Je suis en train de me relever de mon fauteuil pour contourner le bureau, il a déjà reboutonné son manteau et rangé ses papiers. La main sur la poignée de la porte du cabinet, il se retourne soudain vers moi : « À propos docteur… Pourriez-vous m’ajouter un somnifère sur mon ordonnance, j’ai un peu de mal à dormir en ce moment. »
Le médecin averti reconnaît là ce qu’il appelle « une consultation de seuil », ( seuil du cabinet ), c’est-à-dire un motif de consultation que le patient a « comme par hasard » oublié de signaler au cours de celle-ci et dont il ne se souvient qu’au moment de partir… Sa phrase « à propos docteur… » véhicule cependant deux informations qui méritent d’être creusées. D’abord que la seule réponse médicale aux troubles du sommeil serait la prescription d’un somnifère ; ensuite, et c’est bien la raison pour laquelle il s’agit d’une consultation de seuil, que ces troubles ne justifieraient pas une consultation à part entière. En effet, le diagnostic est simple, fait par le patient lui-même, et le médecin n’a plus qu’à y apporter la réponse qui coule de source, à savoir le fameux somnifère, et le tour sera joué.
Quel est le rôle du médecin en cas de trouble du sommeil, si ce n’est de prescrire des somnifères ? Tout d’abord, il s’agit de bien identifier la plainte du patient. Est-ce celle de mal dormir ou de manquer de sommeil ? Beaucoup de personnes confondent ces notions. L’exemple le plus courant étant celui des jeunes retraités, qui, sans modifier leur horaire habituel de coucher, se lèvent naturellement de plus en plus tard, et qui, de plus, ont souvent une activité quotidienne moins fatigante. Pas d’insomnie en réalité chez eux mais un temps au lit trop important par rapport à leurs besoins – besoins qui par ailleurs tendent à diminuer avec l’avancée en âge – et donc l’apparition de plages d’éveil nocturne prises à tort pour des insomnies.

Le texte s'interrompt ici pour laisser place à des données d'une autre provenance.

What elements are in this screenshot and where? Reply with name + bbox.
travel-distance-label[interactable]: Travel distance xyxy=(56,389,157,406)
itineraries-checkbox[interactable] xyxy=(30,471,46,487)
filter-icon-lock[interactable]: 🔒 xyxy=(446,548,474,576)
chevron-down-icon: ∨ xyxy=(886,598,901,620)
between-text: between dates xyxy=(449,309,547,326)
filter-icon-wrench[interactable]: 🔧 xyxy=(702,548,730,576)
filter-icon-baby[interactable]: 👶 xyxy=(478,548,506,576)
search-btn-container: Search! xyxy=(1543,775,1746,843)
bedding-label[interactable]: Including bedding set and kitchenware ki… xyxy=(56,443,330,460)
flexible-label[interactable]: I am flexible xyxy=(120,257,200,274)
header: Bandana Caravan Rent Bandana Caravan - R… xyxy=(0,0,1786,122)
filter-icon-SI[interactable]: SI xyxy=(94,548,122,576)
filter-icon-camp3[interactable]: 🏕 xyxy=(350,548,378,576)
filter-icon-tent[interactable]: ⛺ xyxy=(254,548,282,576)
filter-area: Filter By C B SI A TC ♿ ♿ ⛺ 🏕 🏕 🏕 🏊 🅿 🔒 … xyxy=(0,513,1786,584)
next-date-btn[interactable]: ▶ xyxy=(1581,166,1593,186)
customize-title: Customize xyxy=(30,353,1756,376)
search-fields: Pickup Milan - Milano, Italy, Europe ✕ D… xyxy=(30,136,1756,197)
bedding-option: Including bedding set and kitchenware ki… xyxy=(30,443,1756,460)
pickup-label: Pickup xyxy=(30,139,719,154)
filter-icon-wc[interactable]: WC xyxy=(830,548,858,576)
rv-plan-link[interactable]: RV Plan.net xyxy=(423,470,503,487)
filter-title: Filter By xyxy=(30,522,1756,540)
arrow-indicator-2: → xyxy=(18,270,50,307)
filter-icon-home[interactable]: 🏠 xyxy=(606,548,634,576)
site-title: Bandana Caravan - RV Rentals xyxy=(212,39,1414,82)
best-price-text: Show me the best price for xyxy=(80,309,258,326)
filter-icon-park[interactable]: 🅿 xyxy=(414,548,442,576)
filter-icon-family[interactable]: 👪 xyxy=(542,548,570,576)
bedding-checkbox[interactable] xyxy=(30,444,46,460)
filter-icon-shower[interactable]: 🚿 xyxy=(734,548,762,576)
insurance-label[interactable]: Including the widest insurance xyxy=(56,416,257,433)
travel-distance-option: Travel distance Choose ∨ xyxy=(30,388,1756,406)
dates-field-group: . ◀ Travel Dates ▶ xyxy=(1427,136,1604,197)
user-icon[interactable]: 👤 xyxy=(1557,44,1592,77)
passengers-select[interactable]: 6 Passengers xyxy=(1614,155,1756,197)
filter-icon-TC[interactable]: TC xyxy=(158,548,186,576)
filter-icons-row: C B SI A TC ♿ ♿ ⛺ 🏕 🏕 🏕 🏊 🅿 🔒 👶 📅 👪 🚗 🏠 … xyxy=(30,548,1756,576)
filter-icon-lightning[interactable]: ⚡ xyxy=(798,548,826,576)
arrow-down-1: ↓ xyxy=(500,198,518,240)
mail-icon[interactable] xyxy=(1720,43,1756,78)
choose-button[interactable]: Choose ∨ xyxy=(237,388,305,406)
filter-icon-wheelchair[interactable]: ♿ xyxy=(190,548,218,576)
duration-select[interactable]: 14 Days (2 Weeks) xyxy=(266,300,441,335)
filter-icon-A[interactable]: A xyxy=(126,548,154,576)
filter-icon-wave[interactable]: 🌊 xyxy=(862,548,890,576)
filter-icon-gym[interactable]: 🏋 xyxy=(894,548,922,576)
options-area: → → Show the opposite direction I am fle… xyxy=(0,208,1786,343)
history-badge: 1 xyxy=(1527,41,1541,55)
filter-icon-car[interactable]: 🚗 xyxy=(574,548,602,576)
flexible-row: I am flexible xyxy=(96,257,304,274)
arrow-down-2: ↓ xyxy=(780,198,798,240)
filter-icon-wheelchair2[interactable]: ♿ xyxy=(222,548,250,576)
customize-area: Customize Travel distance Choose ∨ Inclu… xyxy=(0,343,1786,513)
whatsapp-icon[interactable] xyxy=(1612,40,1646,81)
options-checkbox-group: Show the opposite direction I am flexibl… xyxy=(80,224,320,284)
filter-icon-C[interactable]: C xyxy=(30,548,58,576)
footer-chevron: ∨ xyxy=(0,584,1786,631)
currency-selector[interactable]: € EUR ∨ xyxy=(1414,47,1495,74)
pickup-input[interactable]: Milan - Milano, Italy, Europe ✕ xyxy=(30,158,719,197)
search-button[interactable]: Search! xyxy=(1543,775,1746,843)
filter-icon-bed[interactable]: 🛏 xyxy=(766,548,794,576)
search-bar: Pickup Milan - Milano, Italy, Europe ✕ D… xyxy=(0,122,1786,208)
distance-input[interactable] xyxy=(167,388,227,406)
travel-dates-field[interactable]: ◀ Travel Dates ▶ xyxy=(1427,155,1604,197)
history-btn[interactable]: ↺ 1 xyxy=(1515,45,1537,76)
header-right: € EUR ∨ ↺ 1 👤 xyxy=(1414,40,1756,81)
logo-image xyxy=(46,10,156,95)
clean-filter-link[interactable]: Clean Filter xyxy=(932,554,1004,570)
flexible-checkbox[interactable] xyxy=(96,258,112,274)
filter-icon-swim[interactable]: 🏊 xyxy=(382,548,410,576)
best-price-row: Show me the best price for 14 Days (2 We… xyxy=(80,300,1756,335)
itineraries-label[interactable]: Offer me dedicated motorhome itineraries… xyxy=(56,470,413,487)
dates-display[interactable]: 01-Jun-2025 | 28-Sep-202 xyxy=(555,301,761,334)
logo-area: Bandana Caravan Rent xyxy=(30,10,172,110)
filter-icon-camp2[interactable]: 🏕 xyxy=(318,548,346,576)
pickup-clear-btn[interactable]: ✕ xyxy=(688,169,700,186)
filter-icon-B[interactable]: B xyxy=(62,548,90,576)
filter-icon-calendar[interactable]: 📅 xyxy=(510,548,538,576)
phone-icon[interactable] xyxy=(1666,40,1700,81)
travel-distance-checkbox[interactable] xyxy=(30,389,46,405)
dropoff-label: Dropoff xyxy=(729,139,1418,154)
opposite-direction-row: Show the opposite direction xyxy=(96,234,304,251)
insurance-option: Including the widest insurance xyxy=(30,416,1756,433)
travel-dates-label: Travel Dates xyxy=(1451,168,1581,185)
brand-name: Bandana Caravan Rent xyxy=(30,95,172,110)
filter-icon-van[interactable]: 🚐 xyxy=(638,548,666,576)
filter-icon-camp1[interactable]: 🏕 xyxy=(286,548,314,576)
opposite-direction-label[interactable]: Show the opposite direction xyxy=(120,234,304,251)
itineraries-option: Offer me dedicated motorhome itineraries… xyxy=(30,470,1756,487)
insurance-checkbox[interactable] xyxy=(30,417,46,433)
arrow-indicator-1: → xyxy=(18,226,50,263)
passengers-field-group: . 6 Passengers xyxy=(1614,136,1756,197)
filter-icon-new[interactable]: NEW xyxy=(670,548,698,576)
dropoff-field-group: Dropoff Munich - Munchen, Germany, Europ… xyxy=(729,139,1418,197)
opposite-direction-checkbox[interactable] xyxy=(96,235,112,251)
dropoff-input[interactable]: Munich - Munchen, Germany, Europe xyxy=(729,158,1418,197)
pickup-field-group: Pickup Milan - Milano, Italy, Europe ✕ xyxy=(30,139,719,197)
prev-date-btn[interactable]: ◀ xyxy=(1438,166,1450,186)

Le rôle du médecin est aussi d’évaluer ce que son patient met dans le sommeil. Celui qui déclare : « Si je n’ai pas mes huit heures de sommeil, tout va mal », exprime une conviction qui remonte probablement aux conseils parentaux de son enfance. Il est tellement persuadé que le manque de sommeil est nuisible qu’il ne pense pas à s’observer. Souffre-t-il de fatigue importante durant la journée ? Non ? Alors sa quantité de sommeil nocturne est satisfaisante ! La conviction que ne pas dormir « suffisamment» entraîne des maladies mystérieuses et un mauvais fonctionnement global est très répandue. Or, aussi surprenant que cela puisse paraître, il n’existe aucune preuve scientifique qu’un manque de sommeil nocturne puisse générer autre chose… qu’une fatigue diurne. Cette conviction est pourtant si tenace qu’elle produit de l’angoisse, celle de ne pas dormir, qui est elle-même une cause d’insomnie majeure : plus d’un tiers des insomnies chroniques. Cette insomnie auto-générée par le patient qui a peur de ne pas s’endormir s’appelle dans le jargon médical l’insomnie psychophysiologique. « Psycho » car le ressort en est effectivement psychologique, et physiologique ( ce qui signifie en jargon médical « fonctionnement normal » ) car à l’origine, il n’existe pas d’autre pathologie pour l’expliquer que la simple peur de ne pas s’endormir.